Linck coughed delicately. "In justice to the Christians, I should say that they have explanations for all this. They say that the second chapter of Genesis merely expands on the first chapter, for instance, and that one of the genealogies is Jesus' father's father's line, the other one his father's mother's line. And they say that Judas hanged himself, and then the rope broke and he burst his bowels over a stone."

"Yes, but the Jews never reckoned descent through the female line. We aren't even told who Mary's father was."
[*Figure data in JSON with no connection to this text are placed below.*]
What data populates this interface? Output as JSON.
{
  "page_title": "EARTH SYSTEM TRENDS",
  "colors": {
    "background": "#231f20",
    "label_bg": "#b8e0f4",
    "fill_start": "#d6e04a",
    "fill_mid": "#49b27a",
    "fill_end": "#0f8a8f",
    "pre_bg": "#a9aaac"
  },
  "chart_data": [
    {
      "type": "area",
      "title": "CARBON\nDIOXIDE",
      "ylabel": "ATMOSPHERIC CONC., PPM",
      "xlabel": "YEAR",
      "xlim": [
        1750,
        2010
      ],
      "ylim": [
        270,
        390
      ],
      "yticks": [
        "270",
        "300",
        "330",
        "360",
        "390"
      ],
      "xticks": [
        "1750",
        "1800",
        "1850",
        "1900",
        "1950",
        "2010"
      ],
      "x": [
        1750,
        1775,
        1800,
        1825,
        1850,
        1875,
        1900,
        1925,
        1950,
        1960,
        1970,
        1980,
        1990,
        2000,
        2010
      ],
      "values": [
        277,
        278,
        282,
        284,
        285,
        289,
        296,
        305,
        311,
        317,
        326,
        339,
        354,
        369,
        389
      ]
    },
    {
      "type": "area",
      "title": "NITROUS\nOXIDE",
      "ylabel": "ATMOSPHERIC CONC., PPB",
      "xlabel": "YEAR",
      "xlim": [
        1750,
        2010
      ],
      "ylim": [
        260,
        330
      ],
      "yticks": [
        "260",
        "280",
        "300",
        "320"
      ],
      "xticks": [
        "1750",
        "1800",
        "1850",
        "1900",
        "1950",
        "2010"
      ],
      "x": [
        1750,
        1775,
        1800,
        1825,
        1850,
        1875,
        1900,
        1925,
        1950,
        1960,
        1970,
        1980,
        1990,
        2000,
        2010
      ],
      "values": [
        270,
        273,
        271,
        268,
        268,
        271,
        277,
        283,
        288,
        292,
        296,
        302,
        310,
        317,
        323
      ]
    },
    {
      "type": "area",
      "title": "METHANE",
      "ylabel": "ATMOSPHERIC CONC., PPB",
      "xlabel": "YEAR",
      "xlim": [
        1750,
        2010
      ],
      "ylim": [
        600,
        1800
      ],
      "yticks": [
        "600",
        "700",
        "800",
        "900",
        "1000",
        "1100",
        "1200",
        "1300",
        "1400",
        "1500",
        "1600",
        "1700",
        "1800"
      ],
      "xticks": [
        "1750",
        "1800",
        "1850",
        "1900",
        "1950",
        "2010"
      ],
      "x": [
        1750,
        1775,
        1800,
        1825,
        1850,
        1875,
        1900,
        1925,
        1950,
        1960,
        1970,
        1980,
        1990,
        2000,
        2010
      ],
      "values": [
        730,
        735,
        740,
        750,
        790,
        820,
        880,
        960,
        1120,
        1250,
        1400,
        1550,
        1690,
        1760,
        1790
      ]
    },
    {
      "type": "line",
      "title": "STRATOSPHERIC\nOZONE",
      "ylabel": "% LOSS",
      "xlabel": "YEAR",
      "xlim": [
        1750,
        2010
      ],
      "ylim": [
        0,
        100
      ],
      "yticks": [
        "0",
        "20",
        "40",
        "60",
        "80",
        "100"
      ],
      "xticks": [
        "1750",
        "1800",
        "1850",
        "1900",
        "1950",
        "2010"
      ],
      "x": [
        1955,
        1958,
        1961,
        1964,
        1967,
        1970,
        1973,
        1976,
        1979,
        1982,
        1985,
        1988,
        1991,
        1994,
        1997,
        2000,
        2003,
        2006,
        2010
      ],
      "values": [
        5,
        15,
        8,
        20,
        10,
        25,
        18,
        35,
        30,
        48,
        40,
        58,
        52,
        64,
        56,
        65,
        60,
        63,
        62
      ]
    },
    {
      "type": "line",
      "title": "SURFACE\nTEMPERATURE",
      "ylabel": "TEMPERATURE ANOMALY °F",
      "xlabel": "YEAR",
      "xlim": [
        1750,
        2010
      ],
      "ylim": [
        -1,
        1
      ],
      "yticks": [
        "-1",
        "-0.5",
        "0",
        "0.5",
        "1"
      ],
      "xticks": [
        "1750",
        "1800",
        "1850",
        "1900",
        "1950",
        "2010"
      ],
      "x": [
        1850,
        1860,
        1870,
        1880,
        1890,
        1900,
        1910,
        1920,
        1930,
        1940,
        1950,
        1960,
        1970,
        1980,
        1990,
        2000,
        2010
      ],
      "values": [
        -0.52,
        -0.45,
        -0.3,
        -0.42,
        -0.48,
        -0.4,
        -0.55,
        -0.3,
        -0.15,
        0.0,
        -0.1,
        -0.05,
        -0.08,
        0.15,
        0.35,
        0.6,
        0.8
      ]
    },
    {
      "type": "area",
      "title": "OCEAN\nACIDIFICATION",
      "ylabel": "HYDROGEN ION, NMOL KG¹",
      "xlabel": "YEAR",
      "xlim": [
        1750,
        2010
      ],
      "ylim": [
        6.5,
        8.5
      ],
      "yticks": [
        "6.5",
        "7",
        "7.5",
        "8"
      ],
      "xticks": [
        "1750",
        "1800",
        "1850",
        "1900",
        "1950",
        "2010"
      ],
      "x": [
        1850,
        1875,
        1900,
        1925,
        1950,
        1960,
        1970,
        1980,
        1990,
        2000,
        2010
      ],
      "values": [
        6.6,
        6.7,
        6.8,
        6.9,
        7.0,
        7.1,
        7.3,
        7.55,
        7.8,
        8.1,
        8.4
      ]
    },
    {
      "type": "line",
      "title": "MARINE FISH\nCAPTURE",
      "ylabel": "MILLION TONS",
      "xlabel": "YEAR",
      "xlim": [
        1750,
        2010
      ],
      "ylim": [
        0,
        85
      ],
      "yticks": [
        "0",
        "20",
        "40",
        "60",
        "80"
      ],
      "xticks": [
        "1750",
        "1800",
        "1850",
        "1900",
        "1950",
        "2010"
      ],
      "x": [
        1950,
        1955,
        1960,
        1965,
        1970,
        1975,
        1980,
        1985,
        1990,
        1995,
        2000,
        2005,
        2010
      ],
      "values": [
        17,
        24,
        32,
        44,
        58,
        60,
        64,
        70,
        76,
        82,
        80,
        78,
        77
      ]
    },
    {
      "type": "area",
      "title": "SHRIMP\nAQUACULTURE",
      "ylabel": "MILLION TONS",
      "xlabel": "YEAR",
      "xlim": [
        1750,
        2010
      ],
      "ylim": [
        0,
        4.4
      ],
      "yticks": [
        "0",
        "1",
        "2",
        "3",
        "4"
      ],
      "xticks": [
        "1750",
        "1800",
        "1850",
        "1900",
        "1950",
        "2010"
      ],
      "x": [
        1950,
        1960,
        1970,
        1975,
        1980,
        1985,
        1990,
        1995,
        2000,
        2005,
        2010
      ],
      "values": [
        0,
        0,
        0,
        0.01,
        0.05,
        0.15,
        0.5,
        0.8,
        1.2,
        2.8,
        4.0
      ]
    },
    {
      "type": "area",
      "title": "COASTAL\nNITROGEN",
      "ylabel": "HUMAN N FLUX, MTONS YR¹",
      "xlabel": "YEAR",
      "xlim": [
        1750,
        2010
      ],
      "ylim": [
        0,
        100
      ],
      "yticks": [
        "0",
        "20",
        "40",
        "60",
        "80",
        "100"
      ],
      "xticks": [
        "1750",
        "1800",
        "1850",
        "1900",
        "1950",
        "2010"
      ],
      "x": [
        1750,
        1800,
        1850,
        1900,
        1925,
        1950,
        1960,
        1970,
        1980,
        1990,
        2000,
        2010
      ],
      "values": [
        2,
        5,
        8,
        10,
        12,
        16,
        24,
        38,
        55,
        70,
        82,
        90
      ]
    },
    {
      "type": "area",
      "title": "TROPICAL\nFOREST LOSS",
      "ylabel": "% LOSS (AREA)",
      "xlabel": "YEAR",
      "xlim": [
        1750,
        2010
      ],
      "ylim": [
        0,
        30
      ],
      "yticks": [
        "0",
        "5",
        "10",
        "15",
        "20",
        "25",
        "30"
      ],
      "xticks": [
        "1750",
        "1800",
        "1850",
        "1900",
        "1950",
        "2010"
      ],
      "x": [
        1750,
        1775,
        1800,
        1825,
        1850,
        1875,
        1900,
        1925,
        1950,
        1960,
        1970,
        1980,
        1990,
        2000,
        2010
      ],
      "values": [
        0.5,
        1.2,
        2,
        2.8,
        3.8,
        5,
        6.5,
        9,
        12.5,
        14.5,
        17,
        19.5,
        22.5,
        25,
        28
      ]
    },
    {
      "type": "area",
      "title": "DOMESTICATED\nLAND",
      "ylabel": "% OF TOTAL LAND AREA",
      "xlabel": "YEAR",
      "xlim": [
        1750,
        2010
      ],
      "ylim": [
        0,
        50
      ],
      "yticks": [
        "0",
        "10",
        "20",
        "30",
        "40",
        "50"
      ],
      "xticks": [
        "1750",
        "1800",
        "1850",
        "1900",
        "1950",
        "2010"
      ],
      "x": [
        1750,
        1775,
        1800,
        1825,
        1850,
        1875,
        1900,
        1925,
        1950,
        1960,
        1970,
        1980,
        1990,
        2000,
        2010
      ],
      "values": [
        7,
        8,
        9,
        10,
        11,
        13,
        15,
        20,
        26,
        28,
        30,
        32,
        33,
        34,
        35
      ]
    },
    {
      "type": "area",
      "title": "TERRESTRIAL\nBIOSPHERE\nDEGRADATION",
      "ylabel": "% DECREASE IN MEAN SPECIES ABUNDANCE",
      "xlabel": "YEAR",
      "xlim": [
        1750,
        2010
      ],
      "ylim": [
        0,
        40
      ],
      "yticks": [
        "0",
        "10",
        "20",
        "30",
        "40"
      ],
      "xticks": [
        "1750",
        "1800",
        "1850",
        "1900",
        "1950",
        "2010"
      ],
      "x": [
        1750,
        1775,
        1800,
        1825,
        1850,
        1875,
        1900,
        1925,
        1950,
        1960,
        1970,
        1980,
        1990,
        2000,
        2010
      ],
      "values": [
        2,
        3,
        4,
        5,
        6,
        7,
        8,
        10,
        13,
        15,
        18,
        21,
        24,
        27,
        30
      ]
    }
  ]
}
"According to the Coptic Gospels, and I think also in Pseudo-Matthew, her father was Cleopas," Linck said apologetically. "But that gets us into a terrible muddle, because Hegesippus says that Cleopas or Cleophas was an uncle of Jesus, who was married to another Mary, who also had three sons with the same names -- James, Joses, and Simon. And then, some authorities say that Cleopas is a Greek form of the name Alphaeus, which turns up in some of the Gospels as the name of one of the disciples, and these names are also a terrible muddle. For instance, in the Gospel of Matthew the disciple who is a publican" -- he bowed slightly toward Cliff Guthrie -- " is called Matthew, in Mark he is Levi of Alphaeus, in Luke he is just Levi, and John does not mention him at all. And so on. I sometimes think that when we read the name Cleopas or Alphaeus in the Bible, it is a code word meaning, 'We don't know this person's name.' "

Later Guthrie found Linck alone in the garden, lighting a cigar.

"Piet, there were a couple of things you said before that I didn't quite understand. Those gospels you mentioned, I never heard of them -- the Coptic, and pseudo-Matthew?"

"They are apocryphal gospels. They were not included in the canon, but some of them were quite widely read -- more so than one or two of the canonical gospels, perhaps."

"And you read these, what, in the original languages?"

"I do read a little Coptic and Greek," said Linck mildly, "but that is not necessary. You can find them in a translation by M. R. James called 'The Apocryphal Gospels.' "

Guthrie produced a small notebook and wrote it down. "The other thing," he said, "I noticed you looked at me when you were talking about the publican, and I had a feeling I was missing something."

"Don't you feel that we are all Gene's disciples, Cliff?"

Guthrie stared at him. "But what's that got to do with -- A publican is a bartender, isn't it?"

"Yes, quite right, but at the time the King James Bible was translated, it meant a tax collector."